Day 388 – Home

Dear Josh,

Our home got very quiet after you left us. Not that you were noisy. But your presence is missed all over the house, not just in your room. When Anta first came over, this is what she said. “It’s so quiet”. It is missed around the condo as well. This has been your home since you were just 6 months old. So it is only natural that we see you everywhere.

Months after you left us, a few close friends came over for dinner. One of them who came into your room gave me some advice. She said to bring people over more often and even into your room. And that I had to “breathe life” into our home again. It has not been easy especially so with my personality- frequently preferring the quiet of the house and my solitude when I need to grieve the most.

Things changed in the last 6 weeks though. With Jess back and doing almost 14 hour days studying, she and Tun have been home a lot. And so Ammamma and Patta have been coming home for most of our meals.

Shalini has also been coming over to our home more too. You will be so happy to know how close Shalini and Jess have become. 

The other day, Jess was “using” Shalini as a patient and practising her clinical skills on her. Shalini was totally enjoying herself. And Jess was loving having such a “good” patient.

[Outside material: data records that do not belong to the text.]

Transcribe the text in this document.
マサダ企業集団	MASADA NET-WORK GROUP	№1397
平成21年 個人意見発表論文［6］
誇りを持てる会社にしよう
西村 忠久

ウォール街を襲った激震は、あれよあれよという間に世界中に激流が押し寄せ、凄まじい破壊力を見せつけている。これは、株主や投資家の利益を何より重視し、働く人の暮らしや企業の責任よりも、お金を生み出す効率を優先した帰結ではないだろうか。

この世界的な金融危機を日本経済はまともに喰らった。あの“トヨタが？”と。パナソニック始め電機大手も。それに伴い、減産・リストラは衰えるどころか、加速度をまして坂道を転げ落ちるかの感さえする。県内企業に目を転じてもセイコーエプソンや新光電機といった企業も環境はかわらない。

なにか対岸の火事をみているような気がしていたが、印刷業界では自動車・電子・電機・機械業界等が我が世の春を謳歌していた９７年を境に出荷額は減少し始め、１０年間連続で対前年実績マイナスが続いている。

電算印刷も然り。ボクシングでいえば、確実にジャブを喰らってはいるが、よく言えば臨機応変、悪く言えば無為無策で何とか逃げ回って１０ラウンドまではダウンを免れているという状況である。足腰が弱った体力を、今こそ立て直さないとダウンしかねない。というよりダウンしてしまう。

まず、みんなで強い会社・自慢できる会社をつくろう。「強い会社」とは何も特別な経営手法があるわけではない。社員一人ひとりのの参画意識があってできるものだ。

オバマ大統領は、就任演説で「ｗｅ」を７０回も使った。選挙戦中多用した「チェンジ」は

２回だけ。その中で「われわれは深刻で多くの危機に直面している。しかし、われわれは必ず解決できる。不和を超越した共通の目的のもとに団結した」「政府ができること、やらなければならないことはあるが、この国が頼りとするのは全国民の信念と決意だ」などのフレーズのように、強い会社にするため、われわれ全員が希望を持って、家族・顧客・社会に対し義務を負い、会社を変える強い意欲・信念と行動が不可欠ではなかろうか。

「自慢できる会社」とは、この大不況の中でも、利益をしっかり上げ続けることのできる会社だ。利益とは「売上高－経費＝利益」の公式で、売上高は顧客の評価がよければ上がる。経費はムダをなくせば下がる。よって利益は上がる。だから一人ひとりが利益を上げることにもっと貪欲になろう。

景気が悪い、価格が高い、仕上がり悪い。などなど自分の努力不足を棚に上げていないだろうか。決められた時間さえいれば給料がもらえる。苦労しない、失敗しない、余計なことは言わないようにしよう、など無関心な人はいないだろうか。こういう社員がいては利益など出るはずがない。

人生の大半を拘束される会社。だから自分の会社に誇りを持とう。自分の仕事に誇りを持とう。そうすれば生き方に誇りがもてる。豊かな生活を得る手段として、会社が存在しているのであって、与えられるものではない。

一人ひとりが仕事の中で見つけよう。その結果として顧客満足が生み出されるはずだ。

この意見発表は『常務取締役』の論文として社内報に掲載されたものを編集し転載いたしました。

When I came home from work the day before Jess was heading back, Shalini was already at home. We all sat at the table and we were having a laugh about how we’ve been giving Shalini “sugar-free” green tea based on your instructions. It was only then that Shalini revealed that she thought we were all as “healthy” as you are and thought she could only ask for sugar free tea. Tun just couldn’t stop laughing.

When I was in the shower a few minutes later, there was an unusual sound. It was the sound of laughter coming from Jess’s room. Shalini and Jess were laughing together about something. I smiled. You told me multiple times that Jess and Shalini would get along. You were so right. I just wish you were here to see it. With the smiles, unfortunately comes sadness too, for what could have been.

Our home is FULL of all your things. Literally EVERY nook and corner. Everything is pretty much still where they were. I have no plans to change anything. But this year, I will try to breathe life into our home again. After all, it is your favourite place in the world. It is only right that it becomes a happy place again for all of us.